Thursday, August 19, 2010

US war- Afghanistan and Iraq

US Withdraws Last Combat Brigade from Iraq, But 56,000 Troops Remain

The US has officially withdrawn its last designated combat brigade from Iraq, two weeks ahead of a deadline for the withdrawal of some 14,000 troops. In a surprise announcement, the Pentagon said the last combat brigade crossed over into Kuwait earlier today. Although the withdrawal has been hailed as a major milestone in the Iraq war and an end to combat operations, most of the remaining 56,000 US troops are still trained in combat and will continue to carry out armed attacks. The Obama administration also plans to double its private military force in Iraq to an estimated 7,000 contractors. According to the New York Times, the bulk of the private military force will be deployed at five compounds across Iraq, where they’ll perform duties including operating drones, deploying reaction forces and operating radars to detect militant attacks. In an interview on Democracy Now!earlier this month, independent journalist Jeremy Scahill said the Obama administration’s withdrawal plan amounts to a rebranded occupation.
Jeremy Scahill: "What is essentially unfolding here is a downsized and rebranded occupation, Obama-style, that is going to necessitate a surge in private forces. The State Department is asking for MRAP vehicles, armored vehicles, for Black Hawk helicopters and for these paramilitary forces. So, yes, you can say that officially combat has ended, but in reality you’re continuing it through the back door by bringing in these paramilitary forces and classifying them as diplomatic security, which was Bush’s game from the very beginning."


Hundreds Protest Deadly US Raid in Afghanistan

In Afghanistan, hundreds of people have blocked a main highway outside the city of Jalalabad to protest the killings of two Afghan civilians and the arrest of several others in a US raid. A local police commander said the victims were a father and his son.
Col. Ghafoor Khan: "As a result of the operation in the house, two people have been martyred, a father and his son, and three others have been taken away.

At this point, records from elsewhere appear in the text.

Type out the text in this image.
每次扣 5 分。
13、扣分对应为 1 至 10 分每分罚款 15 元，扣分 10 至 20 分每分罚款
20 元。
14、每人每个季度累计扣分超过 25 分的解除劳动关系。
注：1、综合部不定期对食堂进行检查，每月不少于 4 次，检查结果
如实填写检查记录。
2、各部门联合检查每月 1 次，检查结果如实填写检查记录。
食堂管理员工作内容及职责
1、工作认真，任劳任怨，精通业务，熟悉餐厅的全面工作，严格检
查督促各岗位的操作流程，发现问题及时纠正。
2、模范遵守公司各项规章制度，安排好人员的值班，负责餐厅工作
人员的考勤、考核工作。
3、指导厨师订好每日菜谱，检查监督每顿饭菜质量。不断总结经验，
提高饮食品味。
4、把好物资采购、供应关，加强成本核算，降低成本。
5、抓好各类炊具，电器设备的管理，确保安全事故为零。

Those who have been killed and those who have been taken away are farmers working in the lands."

US: Afghan Ban on Armed Contractors Could Threaten Aid

The Obama administration is warning that an Afghan government ban on private military firms could harm US aid and development work in Afghanistan. Afghan President Hamid Karzai issued a decree this week ordering all private firms to disband within four months. About 26,000 armed security contractors work with the US government in Afghanistan, including 19,000 with the US military. In a statement, the US embassy in Afghanistan said, "We are concerned that any quick action to remove private security companies may have unintended consequences, including the possible delay of US reconstruction and development assistance efforts."